Parents’ anger at school proposal

Kibworth High School
Kibworth High School

Hundreds of children could miss out on a place at Kibworth High School if proposals to convert it to an 11 to 16 school go ahead.

The move would see annual intakes reduced from 250 to about 150 from September 2015, leaving the remaining pupils from the school’s catchment area without a place.

Those living nearest the school would have preference, with children in Foxton, Great Glen and Billesdon most likely to miss out.

Concerned parents from those villages fear their children could drop into “black hole” as they struggle to find them a good alternative school.

Emma Davey, who has two children at St Cuthbert’s in Great Glen, told the Mail: “What may be a good proposition for Kibworth may leave Great Glen’s children fighting for a place somewhere in south Leicestershire or beyond with no guarantees of remaining with friends or siblings.”

Another parent, Emma Graves, said: “This is going to leave a lot of parents in limbo.

“Not only this, it will impact on the children’s emotional and mental health.”

Kibworth caters for children aged 11 to 14, with most pupils going on to complete GCSEs at Robert Smyth Academy in Harborough.

But falling intakes means it is expecting to have only 600 pupils on its roll in 2014, below the 750 capacity.

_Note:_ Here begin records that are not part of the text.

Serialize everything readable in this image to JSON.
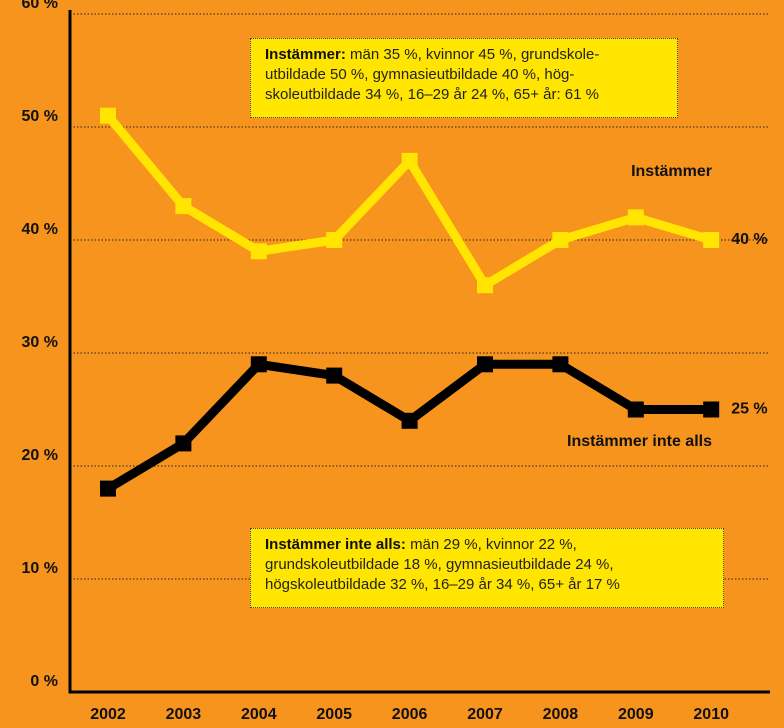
{
  "chart_data": {
    "type": "line",
    "x": [
      "2002",
      "2003",
      "2004",
      "2005",
      "2006",
      "2007",
      "2008",
      "2009",
      "2010"
    ],
    "series": [
      {
        "name": "Instämmer",
        "color": "#ffe500",
        "values": [
          51,
          43,
          39,
          40,
          47,
          36,
          40,
          42,
          40
        ],
        "value_labels": [
          null,
          null,
          null,
          null,
          null,
          null,
          null,
          null,
          "40 %"
        ]
      },
      {
        "name": "Instämmer inte alls",
        "color": "#000000",
        "values": [
          18,
          22,
          29,
          28,
          24,
          29,
          29,
          25,
          25
        ],
        "value_labels": [
          null,
          null,
          null,
          null,
          null,
          null,
          null,
          null,
          "25 %"
        ]
      }
    ],
    "ylim": [
      0,
      60
    ],
    "yticks": [
      {
        "value": 0,
        "label": "0 %"
      },
      {
        "value": 10,
        "label": "10 %"
      },
      {
        "value": 20,
        "label": "20 %"
      },
      {
        "value": 30,
        "label": "30 %"
      },
      {
        "value": 40,
        "label": "40 %"
      },
      {
        "value": 50,
        "label": "50 %"
      },
      {
        "value": 60,
        "label": "60 %"
      }
    ],
    "grid": true,
    "background": "#f7941d",
    "annotations": [
      {
        "label": "Instämmer:",
        "lines": [
          "män 35 %, kvinnor 45 %, grundskole-",
          "utbildade 50 %, gymnasieutbildade 40 %, hög-",
          "skoleutbildade 34 %, 16–29 år 24 %, 65+ år: 61 %"
        ]
      },
      {
        "label": "Instämmer inte alls:",
        "lines": [
          "män 29 %, kvinnor 22 %,",
          "grundskoleutbildade 18 %, gymnasieutbildade 24 %,",
          "högskoleutbildade 32 %, 16–29 år 34 %, 65+ år 17 %"
        ]
      }
    ]
  }
}
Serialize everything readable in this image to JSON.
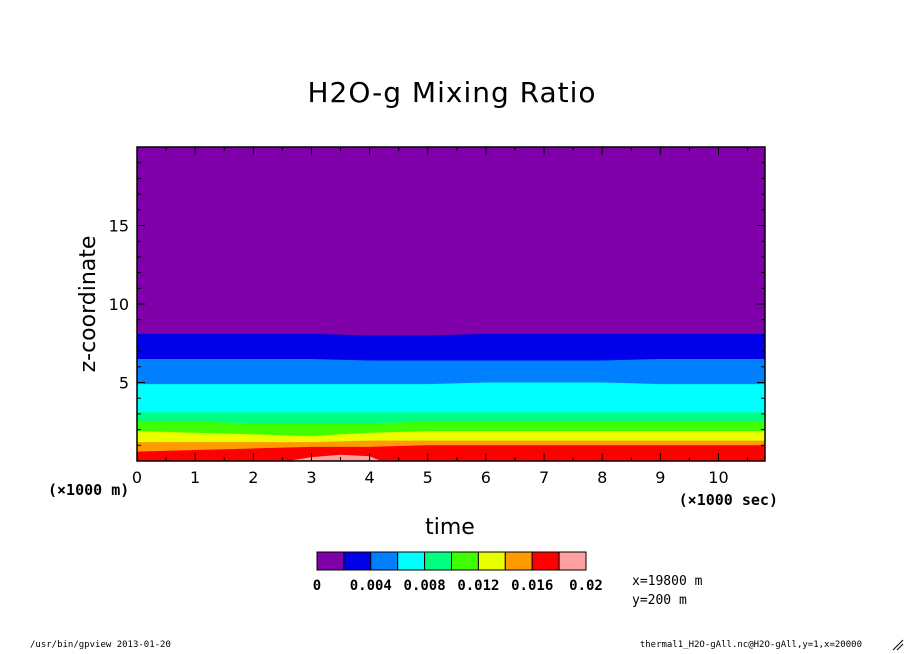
{
  "chart_data": {
    "type": "heatmap",
    "title": "H2O-g Mixing Ratio",
    "xlabel": "time",
    "ylabel": "z-coordinate",
    "x_unit_label": "(×1000 sec)",
    "y_unit_label": "(×1000 m)",
    "xlim": [
      0,
      10.8
    ],
    "ylim": [
      0,
      20
    ],
    "x_ticks": [
      0,
      1,
      2,
      3,
      4,
      5,
      6,
      7,
      8,
      9,
      10
    ],
    "y_ticks": [
      5,
      10,
      15
    ],
    "levels": [
      0,
      0.002,
      0.004,
      0.006,
      0.008,
      0.01,
      0.012,
      0.014,
      0.016,
      0.018,
      0.02
    ],
    "colorbar_tick_labels": [
      "0",
      "0.004",
      "0.008",
      "0.012",
      "0.016",
      "0.02"
    ],
    "colors": [
      "#7f00a8",
      "#0000e8",
      "#0080ff",
      "#00ffff",
      "#00ff80",
      "#40ff00",
      "#e8ff00",
      "#ff9a00",
      "#ff0000",
      "#ffa0a0"
    ],
    "contour_times": [
      0,
      1,
      2,
      3,
      4,
      5,
      6,
      7,
      8,
      9,
      10,
      10.8
    ],
    "contour_boundaries_km": [
      {
        "level": 0.002,
        "z": [
          8.1,
          8.1,
          8.1,
          8.1,
          8.0,
          8.0,
          8.1,
          8.1,
          8.1,
          8.1,
          8.1,
          8.1
        ]
      },
      {
        "level": 0.004,
        "z": [
          6.5,
          6.5,
          6.5,
          6.5,
          6.4,
          6.4,
          6.4,
          6.4,
          6.4,
          6.5,
          6.5,
          6.5
        ]
      },
      {
        "level": 0.006,
        "z": [
          4.9,
          4.9,
          4.9,
          4.9,
          4.9,
          4.9,
          5.0,
          5.0,
          5.0,
          4.9,
          4.9,
          4.9
        ]
      },
      {
        "level": 0.008,
        "z": [
          3.1,
          3.1,
          3.1,
          3.1,
          3.1,
          3.1,
          3.1,
          3.1,
          3.1,
          3.1,
          3.1,
          3.1
        ]
      },
      {
        "level": 0.01,
        "z": [
          2.5,
          2.5,
          2.4,
          2.4,
          2.4,
          2.5,
          2.5,
          2.5,
          2.5,
          2.5,
          2.5,
          2.5
        ]
      },
      {
        "level": 0.012,
        "z": [
          1.9,
          1.8,
          1.7,
          1.6,
          1.8,
          1.9,
          1.9,
          1.9,
          1.9,
          1.9,
          1.9,
          1.9
        ]
      },
      {
        "level": 0.014,
        "z": [
          1.2,
          1.2,
          1.2,
          1.2,
          1.3,
          1.3,
          1.3,
          1.3,
          1.3,
          1.3,
          1.3,
          1.3
        ]
      },
      {
        "level": 0.016,
        "z": [
          0.6,
          0.7,
          0.8,
          0.9,
          0.9,
          1.0,
          1.0,
          1.0,
          1.0,
          1.0,
          1.0,
          1.0
        ]
      },
      {
        "level": 0.018,
        "z": [
          0.0,
          0.0,
          0.0,
          0.0,
          0.0,
          0.0,
          0.0,
          0.0,
          0.0,
          0.0,
          0.0,
          0.0
        ]
      }
    ],
    "pink_patch": {
      "level": 0.018,
      "t": [
        2.6,
        3.0,
        3.5,
        4.0,
        4.2
      ],
      "z": [
        0.0,
        0.25,
        0.4,
        0.3,
        0.0
      ]
    }
  },
  "info": {
    "x_label": "x=19800 m",
    "y_label": "y=200 m"
  },
  "footer": {
    "left": "/usr/bin/gpview  2013-01-20",
    "right": "thermal1_H2O-gAll.nc@H2O-gAll,y=1,x=20000"
  }
}
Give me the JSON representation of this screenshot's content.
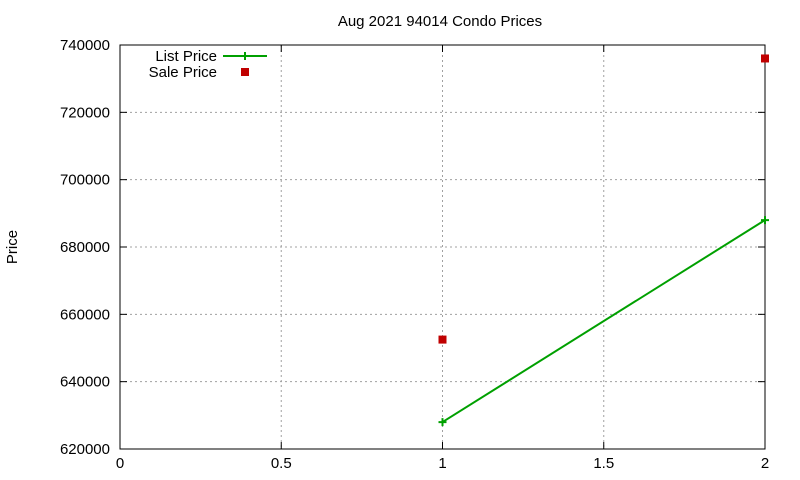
{
  "chart_data": {
    "type": "line",
    "title": "Aug 2021 94014 Condo Prices",
    "xlabel": "",
    "ylabel": "Price",
    "xlim": [
      0,
      2
    ],
    "ylim": [
      620000,
      740000
    ],
    "x_ticks": [
      {
        "value": 0,
        "label": "0"
      },
      {
        "value": 0.5,
        "label": "0.5"
      },
      {
        "value": 1,
        "label": "1"
      },
      {
        "value": 1.5,
        "label": "1.5"
      },
      {
        "value": 2,
        "label": "2"
      }
    ],
    "y_ticks": [
      {
        "value": 620000,
        "label": "620000"
      },
      {
        "value": 640000,
        "label": "640000"
      },
      {
        "value": 660000,
        "label": "660000"
      },
      {
        "value": 680000,
        "label": "680000"
      },
      {
        "value": 700000,
        "label": "700000"
      },
      {
        "value": 720000,
        "label": "720000"
      },
      {
        "value": 740000,
        "label": "740000"
      }
    ],
    "grid": true,
    "legend_position": "top-left",
    "series": [
      {
        "name": "List Price",
        "style": "linespoints",
        "marker": "plus",
        "color": "#00a000",
        "x": [
          1,
          2
        ],
        "y": [
          628000,
          688000
        ]
      },
      {
        "name": "Sale Price",
        "style": "points",
        "marker": "square",
        "color": "#c00000",
        "x": [
          1,
          2
        ],
        "y": [
          652500,
          736000
        ]
      }
    ]
  }
}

Instead, the school wants to cater for students from 11 to 16, with about 150 pupils in each of the five year groups.

It says the move – part of a bid to convert to academy status – would raise standards and attract more funding.

Parents in its catchment schools are being asked to provide feedback ahead of a consultation in November.

Head teacher Angela Edwards said: “In keeping with statutory timescales, our governing body has decided to go to full consultation on Nov 1 re a possible change to 11-16 in Sept 2015 and its effect on our admissions policy.

“The website has full details of the process. We would welcome responses by 1 July from parents/carers at our 6 feeder catchment schools so that their views can be given full consideration at this early stage before we draft the admissions policy.

“The local authority has been kept fully informed of the process, and has been a valuable source of advice and guidance.

“We will continue to work with them when we respond to the parents’ views about pupils places.

“Our colleagues at Welland Park Academy and Robert Smyth Academy in Market Harborough have also been been kept abreast of our plans to consult, as indeed we have with their plans to become the 11-19 Market Harborough Academy in September 2014.”